Французские историки конца XIX — начала XX вв., занимавшиеся крупными социально-экономическими проблемами, уделяли мало внимания региональным и локальным исследованиям, отставая в этом от своих английских и немецких коллег[42]
. Это было связано в первую очередь с еще не поколебленной приверженностью французских ученых позитивистской методологии, недооценивавшей значение частного, по сравнению с общим. Преувеличивая социально-экономическое единство раннесредневековой Франции и стремясь выявить в ее развитии именно общие черты, французские медиевисты этого времени считали возможным комбинировать данные, относящиеся к разным районам страны. При лучшей изученности междуречья Луары и Рейна (отчасти обусловленной и состоянием источников), это неизбежно оборачивалось распространением выводов, полученных на материале этого района, на всю Францию. Этот недостаток присущ работам и Н.Д. Фюстель де Куланжа, и Ж. Флака, и А. Сэ, и едва ли не всех французских ученых той эпохи — независимо от того, как именно они представляли себе раннее средневековье. Так, Н.Д. Фюстель де Куланж, охотнее других цитирующий документы той эпохи, в большинстве случаев даже не оговаривает, к какому району они относятся[43], и почти ничего не сообщает о социальных или правовых различиях между ними; в его изображении, и меровингская, и каролингская Франция предстает географически очень однородной страной. Такой подход сделал ненужным или необязательным знакомство с уже тогда обширной краеведческой литературой (на нее он практически не ссылается) и даже с некоторыми оригинальными текстами, например сочинениями ряда отцов церкви. Между тем, в конце XIX в. появились специальные исследования, посвященные жизни и творчеству некоторых южногалльских писателей поздней античности и раннего средневековья, например монографии А. Мальнори и К.Ф. Арнольда о Цезарии Арелатском[44]. Благодаря таким работам, в научный оборот было введено много новых фактов, но социальными процессами историки этого склада не интересовались вовсе.Первые десятилетия XX в. внесли мало нового в представления о социально-экономической или правовой истории региона в раннее средневековье. В обзорных работах этого времени[45]
мы находим в основном общие рассуждения о феодализме и повторение частных наблюдений О. Молинье, Л. Бланкара, Э. Кове[46] и других авторов конца XIX в. Внимание исследователей было обращено преимущественно на политическую[47] и церковную тематику[48]. И во Франции, и за рубежом в этой области было сделано немало ценного, в том числе и по раннему средневековью, но слишком часто предметом изучения оказывались сюжеты совершенно ничтожные. В этом отношении характерна дискуссия о "трех Бернарах", возникшая в связи с разработкой ранней истории южнофранцузских княжеств. Речь шла об идентификации упоминаемого в источниках середины IX в. септиманского и овернского графа Бернара: был ли это один человек, или их было двое или трое?

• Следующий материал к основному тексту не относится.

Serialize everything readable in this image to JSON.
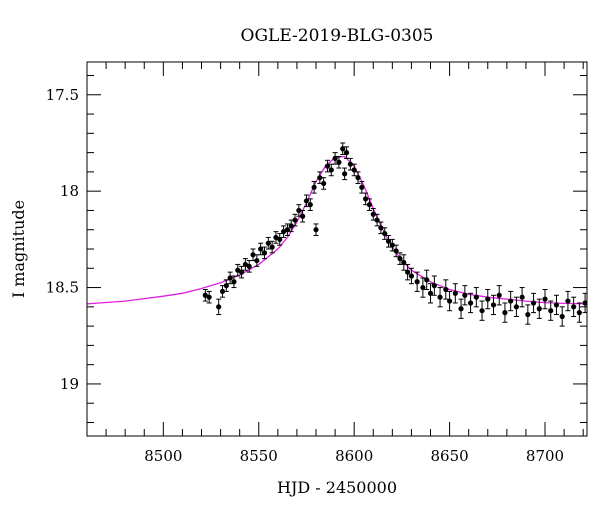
{
  "chart_data": {
    "type": "scatter",
    "title": "OGLE-2019-BLG-0305",
    "xlabel": "HJD - 2450000",
    "ylabel": "I magnitude",
    "xlim": [
      8460,
      8722
    ],
    "ylim": [
      19.27,
      17.33
    ],
    "y_inverted": true,
    "grid": false,
    "x_major_ticks": [
      8500,
      8550,
      8600,
      8650,
      8700
    ],
    "x_tick_labels": [
      "8500",
      "8550",
      "8600",
      "8650",
      "8700"
    ],
    "y_major_ticks": [
      17.5,
      18,
      18.5,
      19
    ],
    "y_tick_labels": [
      "17.5",
      "18",
      "18.5",
      "19"
    ],
    "series": [
      {
        "kind": "model",
        "color": "#e020e0",
        "x": [
          8460,
          8480,
          8500,
          8510,
          8520,
          8530,
          8540,
          8550,
          8560,
          8565,
          8570,
          8575,
          8580,
          8585,
          8590,
          8595,
          8600,
          8605,
          8610,
          8615,
          8620,
          8625,
          8630,
          8640,
          8650,
          8660,
          8670,
          8680,
          8690,
          8700,
          8710,
          8722
        ],
        "y": [
          18.585,
          18.57,
          18.545,
          18.53,
          18.505,
          18.475,
          18.435,
          18.38,
          18.3,
          18.24,
          18.16,
          18.06,
          17.95,
          17.87,
          17.825,
          17.82,
          17.87,
          17.97,
          18.09,
          18.2,
          18.29,
          18.36,
          18.41,
          18.47,
          18.51,
          18.535,
          18.55,
          18.56,
          18.57,
          18.578,
          18.582,
          18.585
        ]
      },
      {
        "kind": "observations",
        "color": "#000000",
        "x": [
          8522,
          8524,
          8529,
          8531,
          8533,
          8535,
          8537,
          8539,
          8541,
          8543,
          8545,
          8547,
          8549,
          8551,
          8553,
          8555,
          8557,
          8559,
          8561,
          8563,
          8565,
          8567,
          8569,
          8571,
          8573,
          8575,
          8577,
          8579,
          8580,
          8582,
          8584,
          8586,
          8588,
          8590,
          8592,
          8594,
          8595,
          8596,
          8598,
          8600,
          8602,
          8604,
          8606,
          8608,
          8610,
          8612,
          8614,
          8616,
          8618,
          8620,
          8622,
          8624,
          8626,
          8628,
          8630,
          8633,
          8636,
          8638,
          8640,
          8642,
          8645,
          8648,
          8650,
          8653,
          8656,
          8658,
          8661,
          8664,
          8667,
          8670,
          8673,
          8676,
          8679,
          8682,
          8685,
          8688,
          8691,
          8694,
          8697,
          8700,
          8703,
          8706,
          8709,
          8712,
          8715,
          8718,
          8721
        ],
        "y": [
          18.54,
          18.55,
          18.6,
          18.52,
          18.49,
          18.45,
          18.47,
          18.41,
          18.42,
          18.38,
          18.39,
          18.33,
          18.36,
          18.3,
          18.32,
          18.27,
          18.29,
          18.24,
          18.25,
          18.21,
          18.2,
          18.18,
          18.15,
          18.1,
          18.13,
          18.05,
          18.07,
          17.98,
          18.2,
          17.93,
          17.96,
          17.87,
          17.89,
          17.83,
          17.85,
          17.78,
          17.91,
          17.8,
          17.86,
          17.89,
          17.93,
          17.98,
          18.04,
          18.07,
          18.12,
          18.15,
          18.19,
          18.22,
          18.26,
          18.28,
          18.31,
          18.35,
          18.37,
          18.42,
          18.44,
          18.47,
          18.5,
          18.46,
          18.53,
          18.49,
          18.55,
          18.51,
          18.57,
          18.53,
          18.61,
          18.54,
          18.58,
          18.55,
          18.62,
          18.56,
          18.59,
          18.54,
          18.63,
          18.57,
          18.6,
          18.55,
          18.64,
          18.58,
          18.61,
          18.56,
          18.62,
          18.59,
          18.65,
          18.57,
          18.6,
          18.63,
          18.58
        ],
        "err": [
          0.03,
          0.03,
          0.04,
          0.03,
          0.03,
          0.03,
          0.03,
          0.03,
          0.03,
          0.03,
          0.03,
          0.03,
          0.03,
          0.03,
          0.03,
          0.03,
          0.03,
          0.03,
          0.03,
          0.03,
          0.03,
          0.03,
          0.03,
          0.03,
          0.03,
          0.03,
          0.03,
          0.03,
          0.03,
          0.03,
          0.03,
          0.03,
          0.03,
          0.03,
          0.03,
          0.03,
          0.03,
          0.03,
          0.03,
          0.03,
          0.03,
          0.03,
          0.03,
          0.03,
          0.03,
          0.03,
          0.03,
          0.03,
          0.03,
          0.03,
          0.03,
          0.03,
          0.04,
          0.04,
          0.04,
          0.05,
          0.05,
          0.05,
          0.05,
          0.05,
          0.05,
          0.05,
          0.05,
          0.05,
          0.05,
          0.05,
          0.05,
          0.05,
          0.05,
          0.05,
          0.05,
          0.05,
          0.05,
          0.05,
          0.05,
          0.05,
          0.05,
          0.05,
          0.05,
          0.05,
          0.05,
          0.05,
          0.05,
          0.05,
          0.05,
          0.05,
          0.05
        ]
      }
    ]
  }
}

В этот спор, достойный XVII, но никак не XX в., оказались втянуты многие крупные историки: Ф. Лот, Ж. Кальмет, Л. Левиллэн, Л. Озиа[49]. Собранные в рамках этой и ей подобных дискуссий факты из области генеалогии и политической истории в дальнейшем оказались весьма полезными при изучении истории знати, а также истории семьи, но в середине века речь об этом еще не шла. В научных центрах Южной Франции подобные политико-генеалогические исследования сохраняли популярность еще в послевоенные годы[50].Новым явлением в историографии первой половины XX в. было обращение к исторической ономастике, открывавшей новые перспективы изучения этнической истории, демографии, истории поселений, агрикультуры и т. д.[51]
Появление таких работ было вызовом традиционной медиевистике, но он не был принят. Характерно, что замечательная книга шведского филолога Э. Берга об антропонимии Марсельского политика, вышедшая в 1941 г., заинтересовала историков лишь в 70-е гг. Больший интерес вызвали опрокинутые в прошлое географические исследования[52], подстегнувшие аграрные штудии и самих историков[53], но из-за нехватки источников акцент в них всегда сделан на более поздней эпохе. Впрочем, и она представляла собой так много загадок, что еще в 1931 г. М. Блок имел все основания сказать, что аграрную историю Средиземноморской Франции, особенно Прованса, "почти целиком еще предстоит написать"[54]. И если наши представления о раннесредневековой истории региона все же обогатились в это время новыми фактами и идеями, то это произошло главным образом за счет общих трудов по истории Франции и Европы в целом.